When do you conceed from praying for a physical miracle to an "easy", God-infused death?
I believe in miracles. I've seen them. I've prayed for them. I've even experienced them.
I've also been with people as they die and with their loved ones as they mourn and sometimes death seems to be the miracle, the answer to prayer. As a chaplain in seminary, I dealt with a lot of death. Each night I was on call (save 2 of the 14) I responded to 3+ deaths. I ministered to parents who had just said goodbye to a barely born baby, and to the elderly who had lived a long life and the life-spectrum in between.
I've witnessed living and dying, healing and suffering. My theology says that sickness and suffering are not of God--instead they are a by-product of sin--they are the work of the enemy. So I struggle when people are prayed for, but not healed.

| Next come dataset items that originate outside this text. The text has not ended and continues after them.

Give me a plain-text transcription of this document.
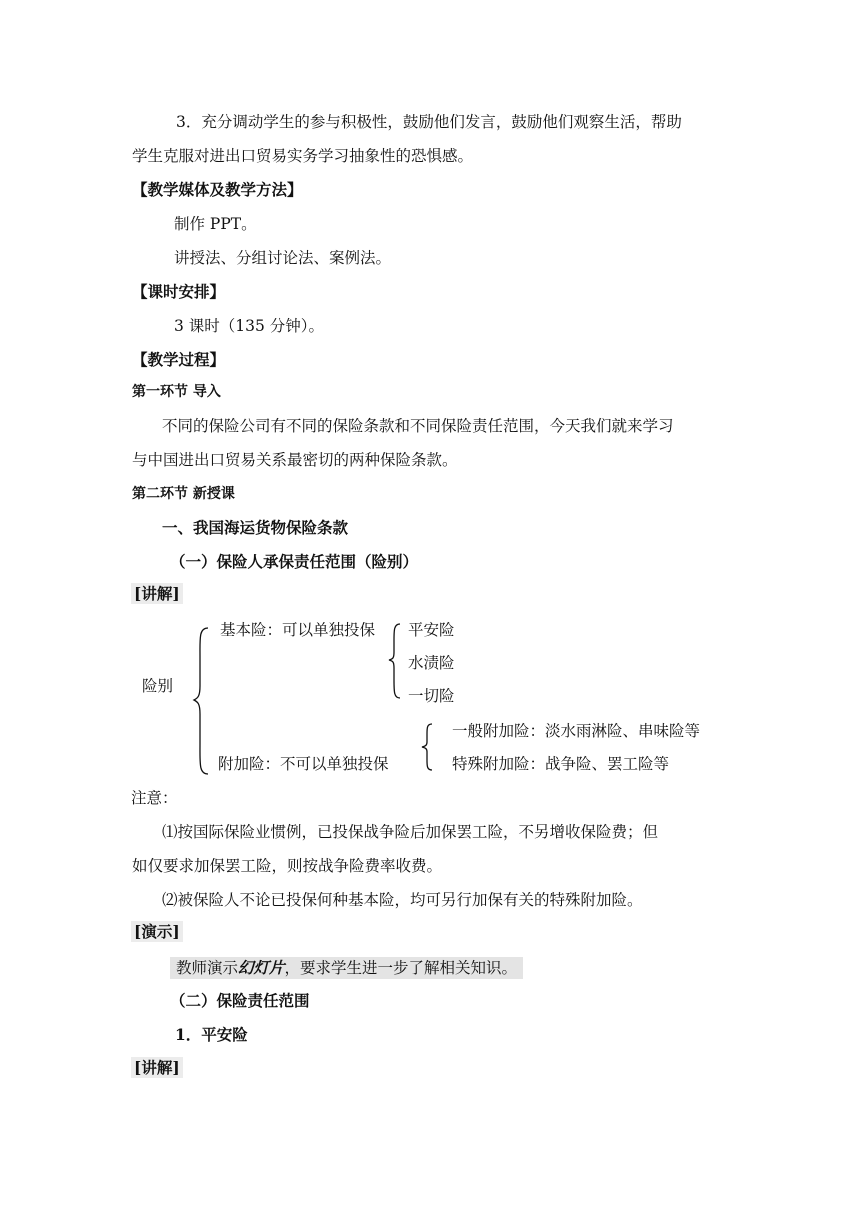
3．充分调动学生的参与积极性，鼓励他们发言，鼓励他们观察生活，帮助
学生克服对进出口贸易实务学习抽象性的恐惧感。
【教学媒体及教学方法】
制作 PPT。
讲授法、分组讨论法、案例法。
【课时安排】
3 课时（135 分钟）。
【教学过程】
第一环节 导入
不同的保险公司有不同的保险条款和不同保险责任范围，今天我们就来学习
与中国进出口贸易关系最密切的两种保险条款。
第二环节 新授课
一、我国海运货物保险条款
（一）保险人承保责任范围（险别）
[讲解]
险别
基本险：可以单独投保 平安险
水渍险
一切险
附加险：不可以单独投保
一般附加险：淡水雨淋险、串味险等
特殊附加险：战争险、罢工险等
注意：
⑴按国际保险业惯例，已投保战争险后加保罢工险，不另增收保险费；但
如仅要求加保罢工险，则按战争险费率收费。
⑵被保险人不论已投保何种基本险，均可另行加保有关的特殊附加险。
[演示]
教师演示幻灯片，要求学生进一步了解相关知识。
（二）保险责任范围
1．平安险
[讲解]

Now, having said that, I do not believe God is absent from suffering (in fact, as we know from the cross and Christ's suffering, he suffers with us).
I think there are answers from God that come in a form other than "cures". God's healing touches more than just body--it touches mind, soul, emotions and relationships too.
So then what do you pray for?
"God's will"?
Sure, but we are also told to pray and ask specifically--so what then?
When we quit praying for physical healing--are we conceding that god can't or won't do such miracles?
And when we pray for God-infused peaceful death, are we simply acknowledging that there is more to life than this moment, but that the eternal is incredibly valuable and important?